ISIS’ use of social media for a broad array of purposes, from radicalization to recruiting to resourcing, is unique to South Asia over the past decade. ISIS has even promulgated a significant number of original messages in Hindi, a language seldom if ever used in al-Qaeda jihadist propaganda. Thus, it behooves regional governments to up their game in terms of social media monitoring of ISIS messages. It will also be especially important for India’s Home Ministry to work closely with the Gulf Arab States. New Delhi can best slow radicalized Indian youth from transiting to the Gulf States en route to jihad in Syria or Iraq by sharing intelligence and cooperating.
Since early 2014, the fight has been on in the Salafi jihadist global space. Like Icarus, ISIS has burned brightly in the early going by employing a brash and high risk strategy that has exposed it to existential dangers, including many new enemies.
It is still early, but the intra-jihadist struggle increasingly pits the long-established global entity of al-Qaeda with a clear and disciplined approach to terror against an incredibly active and seemingly reckless ISIS. Nowhere are ISIS’ issues more visible than in South Asia, where ISIS has made minimal inroads against al-Qaeda’s ascendance despite the fact that countries like Pakistan, Afghanistan and Bangladesh are hotbeds of Islamic radicalism ripe with recruits. A curious combination of pre-established pathways for those aspiring to jihad, a relatively unreceptive Muslim community in India, and cunning al-Qaeda messaging has combined to stifle ISIS.
Could this be a pattern that is repeated in other regions of the world as the novelty and the momentum of ISIS in Syria and Iraq slows? The struggle between ISIS and al-Qaeda will continue for a lot longer before the results become clear.
Dr.

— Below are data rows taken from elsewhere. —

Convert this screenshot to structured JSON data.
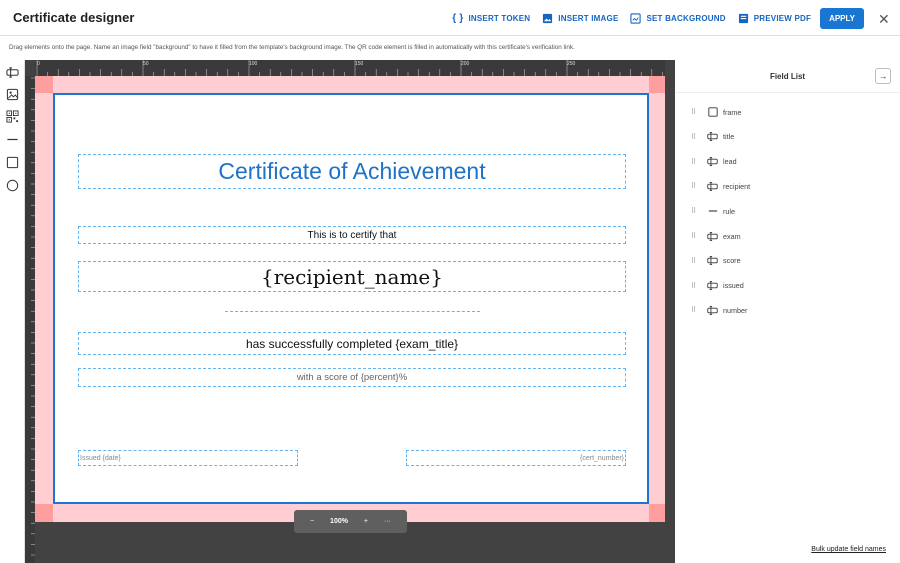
{
  "header": {
    "title": "Certificate designer",
    "actions": {
      "insert_token": "INSERT TOKEN",
      "insert_image": "INSERT IMAGE",
      "set_background": "SET BACKGROUND",
      "preview_pdf": "PREVIEW PDF",
      "apply": "APPLY"
    },
    "close_glyph": "✕"
  },
  "hint": "Drag elements onto the page. Name an image field \"background\" to have it filled from the template's background image. The QR code element is filled in automatically with this certificate's verification link.",
  "toolbar": {
    "icons": [
      "text-field-icon",
      "image-icon",
      "qr-code-icon",
      "line-icon",
      "rectangle-icon",
      "ellipse-icon"
    ]
  },
  "ruler": {
    "labels": [
      "0",
      "50",
      "100",
      "150",
      "200",
      "250"
    ]
  },
  "certificate": {
    "title": "Certificate of Achievement",
    "lead": "This is to certify that",
    "recipient": "{recipient_name}",
    "exam": "has successfully completed {exam_title}",
    "score": "with a score of {percent}%",
    "issued": "Issued {date}",
    "number": "{cert_number}"
  },
  "zoom": {
    "minus": "−",
    "value": "100%",
    "plus": "+",
    "more": "···"
  },
  "panel": {
    "title": "Field List",
    "collapse_glyph": "→",
    "fields": [
      {
        "name": "frame",
        "icon": "rectangle-icon"
      },
      {
        "name": "title",
        "icon": "text-field-icon"
      },
      {
        "name": "lead",
        "icon": "text-field-icon"
      },
      {
        "name": "recipient",
        "icon": "text-field-icon"
      },
      {
        "name": "rule",
        "icon": "line-icon"
      },
      {
        "name": "exam",
        "icon": "text-field-icon"
      },
      {
        "name": "score",
        "icon": "text-field-icon"
      },
      {
        "name": "issued",
        "icon": "text-field-icon"
      },
      {
        "name": "number",
        "icon": "text-field-icon"
      }
    ],
    "bulk_update": "Bulk update field names"
  },
  "colors": {
    "accent": "#1976d2",
    "title_text": "#1e73c8",
    "bleed": "#ffcdd2",
    "workspace": "#424242"
  }
}
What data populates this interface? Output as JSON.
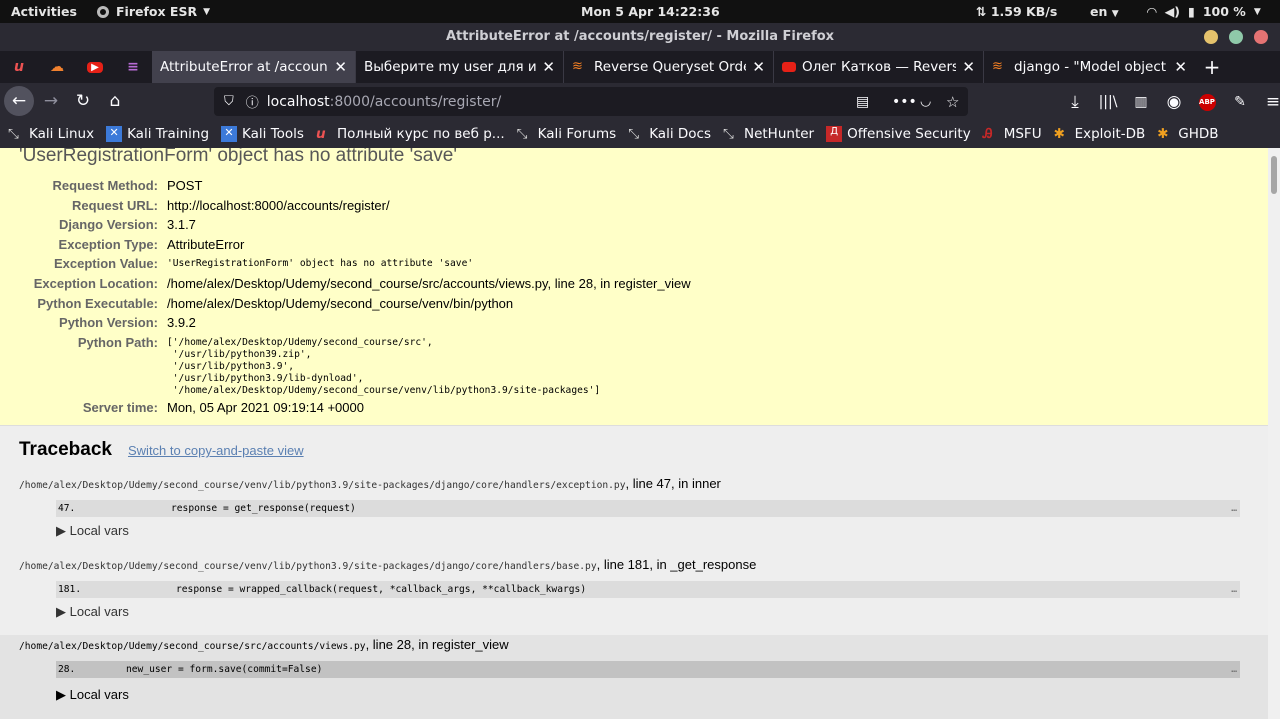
{
  "topbar": {
    "activities": "Activities",
    "app_name": "Firefox ESR",
    "clock": "Mon 5 Apr  14:22:36",
    "net_speed": "1.59 KB/s",
    "lang": "en",
    "battery": "100 %"
  },
  "window": {
    "title": "AttributeError at /accounts/register/ - Mozilla Firefox"
  },
  "tabs": [
    {
      "label": "AttributeError at /accounts/register/",
      "active": true
    },
    {
      "label": "Выберите my user для изменения",
      "active": false
    },
    {
      "label": "Reverse Queryset Order in Django",
      "active": false
    },
    {
      "label": "Олег Катков — Reverse",
      "active": false
    },
    {
      "label": "django - \"Model object has no attribute 'save'\"",
      "active": false
    }
  ],
  "urlbar": {
    "host": "localhost",
    "path": ":8000/accounts/register/"
  },
  "bookmarks": [
    "Kali Linux",
    "Kali Training",
    "Kali Tools",
    "Полный курс по веб р...",
    "Kali Forums",
    "Kali Docs",
    "NetHunter",
    "Offensive Security",
    "MSFU",
    "Exploit-DB",
    "GHDB"
  ],
  "error": {
    "heading": "'UserRegistrationForm' object has no attribute 'save'",
    "meta": [
      {
        "label": "Request Method:",
        "value": "POST"
      },
      {
        "label": "Request URL:",
        "value": "http://localhost:8000/accounts/register/"
      },
      {
        "label": "Django Version:",
        "value": "3.1.7"
      },
      {
        "label": "Exception Type:",
        "value": "AttributeError"
      },
      {
        "label": "Exception Value:",
        "value": "'UserRegistrationForm' object has no attribute 'save'"
      },
      {
        "label": "Exception Location:",
        "value": "/home/alex/Desktop/Udemy/second_course/src/accounts/views.py, line 28, in register_view"
      },
      {
        "label": "Python Executable:",
        "value": "/home/alex/Desktop/Udemy/second_course/venv/bin/python"
      },
      {
        "label": "Python Version:",
        "value": "3.9.2"
      },
      {
        "label": "Python Path:",
        "value": "['/home/alex/Desktop/Udemy/second_course/src',\n '/usr/lib/python39.zip',\n '/usr/lib/python3.9',\n '/usr/lib/python3.9/lib-dynload',\n '/home/alex/Desktop/Udemy/second_course/venv/lib/python3.9/site-packages']"
      },
      {
        "label": "Server time:",
        "value": "Mon, 05 Apr 2021 09:19:14 +0000"
      }
    ]
  },
  "traceback": {
    "title": "Traceback",
    "switch_link": "Switch to copy-and-paste view",
    "local_vars": "▶ Local vars",
    "ellipsis": "…",
    "frames": [
      {
        "file": "/home/alex/Desktop/Udemy/second_course/venv/lib/python3.9/site-packages/django/core/handlers/exception.py",
        "loc": ", line 47, in inner",
        "lineno": "47.",
        "code": "response = get_response(request)"
      },
      {
        "file": "/home/alex/Desktop/Udemy/second_course/venv/lib/python3.9/site-packages/django/core/handlers/base.py",
        "loc": ", line 181, in _get_response",
        "lineno": "181.",
        "code": "response = wrapped_callback(request, *callback_args, **callback_kwargs)"
      },
      {
        "file": "/home/alex/Desktop/Udemy/second_course/src/accounts/views.py",
        "loc": ", line 28, in register_view",
        "lineno": "28.",
        "code": "new_user = form.save(commit=False)"
      }
    ]
  }
}
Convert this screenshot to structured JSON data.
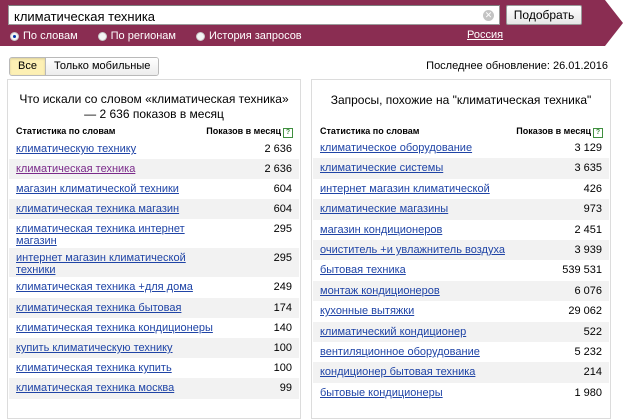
{
  "search": {
    "query": "климатическая техника",
    "button_label": "Подобрать",
    "radio_options": [
      {
        "label": "По словам",
        "checked": true
      },
      {
        "label": "По регионам",
        "checked": false
      },
      {
        "label": "История запросов",
        "checked": false
      }
    ],
    "region": "Россия"
  },
  "filters": {
    "all_label": "Все",
    "mobile_label": "Только мобильные"
  },
  "last_update": "Последнее обновление: 26.01.2016",
  "left_panel": {
    "title": "Что искали со словом «климатическая техника» — 2 636 показов в месяц",
    "col_words": "Статистика по словам",
    "col_count": "Показов в месяц",
    "rows": [
      {
        "text": "климатическую технику",
        "count": "2 636"
      },
      {
        "text": "климатическая техника",
        "count": "2 636",
        "visited": true
      },
      {
        "text": "магазин климатической техники",
        "count": "604"
      },
      {
        "text": "климатическая техника магазин",
        "count": "604"
      },
      {
        "text": "климатическая техника интернет магазин",
        "count": "295"
      },
      {
        "text": "интернет магазин климатической техники",
        "count": "295"
      },
      {
        "text": "климатическая техника +для дома",
        "count": "249"
      },
      {
        "text": "климатическая техника бытовая",
        "count": "174"
      },
      {
        "text": "климатическая техника кондиционеры",
        "count": "140"
      },
      {
        "text": "купить климатическую технику",
        "count": "100"
      },
      {
        "text": "климатическая техника купить",
        "count": "100"
      },
      {
        "text": "климатическая техника москва",
        "count": "99"
      }
    ]
  },
  "right_panel": {
    "title": "Запросы, похожие на \"климатическая техника\"",
    "col_words": "Статистика по словам",
    "col_count": "Показов в месяц",
    "rows": [
      {
        "text": "климатическое оборудование",
        "count": "3 129"
      },
      {
        "text": "климатические системы",
        "count": "3 635"
      },
      {
        "text": "интернет магазин климатической",
        "count": "426"
      },
      {
        "text": "климатические магазины",
        "count": "973"
      },
      {
        "text": "магазин кондиционеров",
        "count": "2 451"
      },
      {
        "text": "очиститель +и увлажнитель воздуха",
        "count": "3 939"
      },
      {
        "text": "бытовая техника",
        "count": "539 531"
      },
      {
        "text": "монтаж кондиционеров",
        "count": "6 076"
      },
      {
        "text": "кухонные вытяжки",
        "count": "29 062"
      },
      {
        "text": "климатический кондиционер",
        "count": "522"
      },
      {
        "text": "вентиляционное оборудование",
        "count": "5 232"
      },
      {
        "text": "кондиционер бытовая техника",
        "count": "214"
      },
      {
        "text": "бытовые кондиционеры",
        "count": "1 980"
      }
    ]
  }
}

Lynch thanks research assistant Graham Vickowski for his expert canvassing of hundreds of international and regional monographs and newspapers, cataloguing the impact of ISIS on Salafi jihadist outfits and individuals over a year-long period. The opinions expressed in this commentary represent Dr. Lynch’s own views and are not those of the National Defense University, the Department of Defense or the United States Government.